A sweeping investigation has pulled back the curtain on how county jails in South Carolina are functioning as de facto psychiatric wards, leaving people who are too sick to stand trial stuck in cells for months and, in some cases, dying there. The reporting has already worked its way into regional policy debates and caught the attention of Charlotte's public radio station, which aired a segment this week on what the findings could mean for North Carolina's recent pretrial changes.
The Post & Courier's five-part series "Caught in the Cycle" relied on accidentally unsealed psychiatric evaluations and court records to follow defendants who bounced repeatedly between jails and hospitals instead of receiving sustained care, according to the Post & Courier. Reporters described long waits for court-ordered competency restoration and county facilities pushed well past what their medical operations were built to handle.
On May 5, WFAE brought members of the Post & Courier team on the air to unpack the investigation and its regional stakes, including how North Carolina's new Iryna's Law fits into already strained mental health and court systems. The conversation highlighted cross-border policy lessons and pressed why Charlotte officials should not ignore the series' findings, according to WFAE.
What reporters found
Reporters documented dozens of deaths in county jails since 2015, a revolving door of short-term incarcerations for people living with chronic mental illness, and waits that stretched for months for state hospital treatment meant to restore a defendant's competency. The scale of those failures and the legal costs tied to inadequate jail care were laid out in the series itself and in coverage summarizing its toll, while Poynter singled out the project as a major piece of local accountability reporting with statewide implications.

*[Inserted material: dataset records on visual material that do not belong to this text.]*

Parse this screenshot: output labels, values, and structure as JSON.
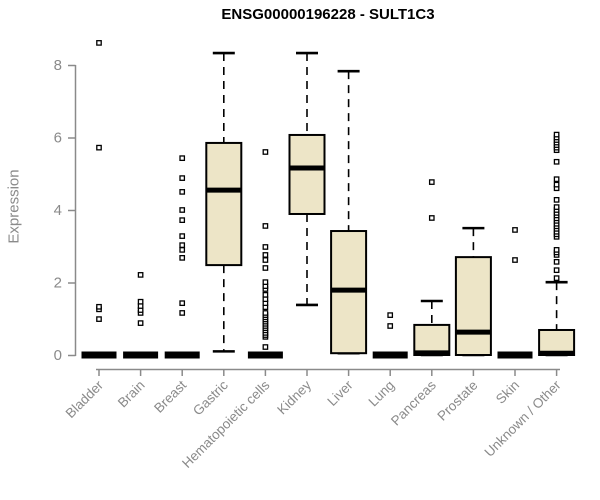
{
  "window": {
    "background": "#ffffff"
  },
  "title": "ENSG00000196228 - SULT1C3",
  "chart_data": {
    "type": "boxplot",
    "title": "ENSG00000196228 - SULT1C3",
    "xlabel": "",
    "ylabel": "Expression",
    "ylim": [
      0,
      8.7
    ],
    "yticks": [
      0,
      2,
      4,
      6,
      8
    ],
    "grid": false,
    "legend": "none",
    "box_fill": "#EDE5C7",
    "box_border": "#000000",
    "axis_color": "#8a8a8a",
    "categories": [
      "Bladder",
      "Brain",
      "Breast",
      "Gastric",
      "Hematopoietic cells",
      "Kidney",
      "Liver",
      "Lung",
      "Pancreas",
      "Prostate",
      "Skin",
      "Unknown / Other"
    ],
    "series": [
      {
        "name": "Bladder",
        "whisker_low": 0,
        "q1": 0,
        "median": 0,
        "q3": 0,
        "whisker_high": 0,
        "outliers": [
          0.99,
          1.26,
          1.33,
          5.72,
          8.61
        ]
      },
      {
        "name": "Brain",
        "whisker_low": 0,
        "q1": 0,
        "median": 0,
        "q3": 0,
        "whisker_high": 0,
        "outliers": [
          0.88,
          1.16,
          1.24,
          1.35,
          1.47,
          2.21
        ]
      },
      {
        "name": "Breast",
        "whisker_low": 0,
        "q1": 0,
        "median": 0,
        "q3": 0,
        "whisker_high": 0,
        "outliers": [
          1.16,
          1.43,
          2.68,
          2.9,
          3.03,
          3.28,
          3.72,
          4.0,
          4.5,
          4.88,
          5.43
        ]
      },
      {
        "name": "Gastric",
        "whisker_low": 0.1,
        "q1": 2.48,
        "median": 4.55,
        "q3": 5.85,
        "whisker_high": 8.33,
        "outliers": []
      },
      {
        "name": "Hematopoietic cells",
        "whisker_low": 0,
        "q1": 0,
        "median": 0,
        "q3": 0,
        "whisker_high": 0,
        "outliers": [
          0.22,
          0.5,
          0.55,
          0.61,
          0.68,
          0.74,
          0.8,
          0.86,
          0.92,
          0.98,
          1.04,
          1.1,
          1.16,
          1.32,
          1.43,
          1.54,
          1.66,
          1.82,
          1.9,
          2.01,
          2.4,
          2.62,
          2.76,
          2.98,
          3.56,
          5.6
        ]
      },
      {
        "name": "Kidney",
        "whisker_low": 1.38,
        "q1": 3.89,
        "median": 5.16,
        "q3": 6.07,
        "whisker_high": 8.33,
        "outliers": []
      },
      {
        "name": "Liver",
        "whisker_low": 0.05,
        "q1": 0.05,
        "median": 1.79,
        "q3": 3.42,
        "whisker_high": 7.83,
        "outliers": []
      },
      {
        "name": "Lung",
        "whisker_low": 0,
        "q1": 0,
        "median": 0,
        "q3": 0,
        "whisker_high": 0,
        "outliers": [
          0.8,
          1.1
        ]
      },
      {
        "name": "Pancreas",
        "whisker_low": 0,
        "q1": 0,
        "median": 0.06,
        "q3": 0.83,
        "whisker_high": 1.49,
        "outliers": [
          3.78,
          4.77
        ]
      },
      {
        "name": "Prostate",
        "whisker_low": 0,
        "q1": 0,
        "median": 0.63,
        "q3": 2.7,
        "whisker_high": 3.5,
        "outliers": []
      },
      {
        "name": "Skin",
        "whisker_low": 0,
        "q1": 0,
        "median": 0,
        "q3": 0,
        "whisker_high": 0,
        "outliers": [
          2.62,
          3.45
        ]
      },
      {
        "name": "Unknown / Other",
        "whisker_low": 0,
        "q1": 0,
        "median": 0.05,
        "q3": 0.69,
        "whisker_high": 2.01,
        "outliers": [
          2.12,
          2.34,
          2.57,
          2.76,
          2.83,
          2.9,
          3.26,
          3.33,
          3.4,
          3.48,
          3.55,
          3.62,
          3.7,
          3.77,
          3.85,
          3.92,
          4.0,
          4.08,
          4.28,
          4.6,
          4.7,
          4.85,
          5.33,
          5.65,
          5.72,
          5.79,
          5.86,
          5.93,
          6.0,
          6.08
        ]
      }
    ]
  }
}
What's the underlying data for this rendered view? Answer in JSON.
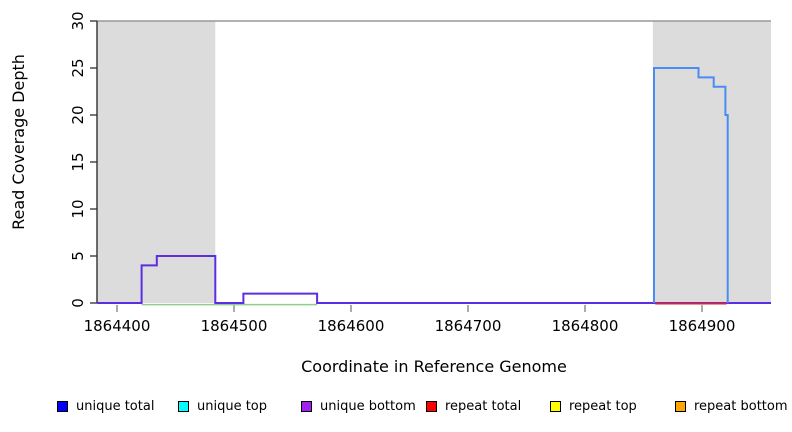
{
  "chart_data": {
    "type": "line",
    "subtype": "step-coverage",
    "title": "",
    "xlabel": "Coordinate in Reference Genome",
    "ylabel": "Read Coverage Depth",
    "xlim": [
      1864383,
      1864959
    ],
    "ylim": [
      0,
      30
    ],
    "x_ticks": [
      1864400,
      1864500,
      1864600,
      1864700,
      1864800,
      1864900
    ],
    "y_ticks": [
      0,
      5,
      10,
      15,
      20,
      25,
      30
    ],
    "grid": "off",
    "shaded_regions": [
      {
        "start": 1864383,
        "end": 1864484,
        "color": "#DCDCDC"
      },
      {
        "start": 1864858,
        "end": 1864959,
        "color": "#DCDCDC"
      }
    ],
    "top_reference_line_y": 30,
    "series": [
      {
        "name": "zero-depth segment (light green)",
        "color": "#8FCE8F",
        "points": [
          [
            1864421,
            0
          ],
          [
            1864571,
            0
          ]
        ]
      },
      {
        "name": "unique bottom",
        "color": "#5B2EE1",
        "points": [
          [
            1864383,
            0
          ],
          [
            1864421,
            0
          ],
          [
            1864421,
            4
          ],
          [
            1864434,
            4
          ],
          [
            1864434,
            5
          ],
          [
            1864484,
            5
          ],
          [
            1864484,
            0
          ],
          [
            1864508,
            0
          ],
          [
            1864508,
            1
          ],
          [
            1864571,
            1
          ],
          [
            1864571,
            0
          ],
          [
            1864959,
            0
          ]
        ]
      },
      {
        "name": "repeat total",
        "color": "#E02424",
        "points": [
          [
            1864860,
            0
          ],
          [
            1864921,
            0
          ]
        ]
      },
      {
        "name": "unique total",
        "color": "#4B8BF5",
        "points": [
          [
            1864859,
            0
          ],
          [
            1864859,
            25
          ],
          [
            1864897,
            25
          ],
          [
            1864897,
            24
          ],
          [
            1864910,
            24
          ],
          [
            1864910,
            23
          ],
          [
            1864920,
            23
          ],
          [
            1864920,
            20
          ],
          [
            1864922,
            20
          ],
          [
            1864922,
            0
          ]
        ]
      }
    ],
    "legend": [
      {
        "label": "unique total",
        "color": "#0000FF"
      },
      {
        "label": "unique top",
        "color": "#00FFFF"
      },
      {
        "label": "unique bottom",
        "color": "#A020F0"
      },
      {
        "label": "repeat total",
        "color": "#FF0000"
      },
      {
        "label": "repeat top",
        "color": "#FFFF00"
      },
      {
        "label": "repeat bottom",
        "color": "#FFA500"
      }
    ],
    "legend_position": "bottom"
  }
}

Why North Carolina should pay attention
North Carolina's Iryna's Law, passed by the legislature and signed by Gov. Josh Stein last October, tightened pretrial release rules for many violent charges and pushed new debates about when defendants should be held before trial, according to Associated Press reporting. Those changes, paired with what "Caught in the Cycle" uncovered, raise a pointed question for policymakers: if more people are held pretrial, will local jails end up absorbing defendants who really need hospital-level psychiatric care instead of treatment geared toward incarceration?
Legal and financial stakes
The series also tracks a growing financial hit. Reporters found that state and local governments have paid out millions of dollars in wrongful-death and malpractice settlements tied to detainee care, adding a budget line to what is already a human tragedy. "Our investigation exposed the depth of a growing crisis in our judicial system," Post & Courier executive editor Jeff Taylor said in the paper's release summarizing the work, a statement later echoed in a press recap of the series, according to Holy City Sinner.
What comes next
Reporters and advocates say any real fix will require more psychiatric hospital capacity, faster paths to evaluate and restore competency, and broader diversion programs that steer people with serious mental illness away from jail and into treatment. All of that would need fresh state funding and legislative follow-through. Local leaders in both Carolinas are watching the fallout from the investigation, and the recent broadcast offered Charlotte listeners a primer on which metrics and policy moves to watch next, according to WFAE.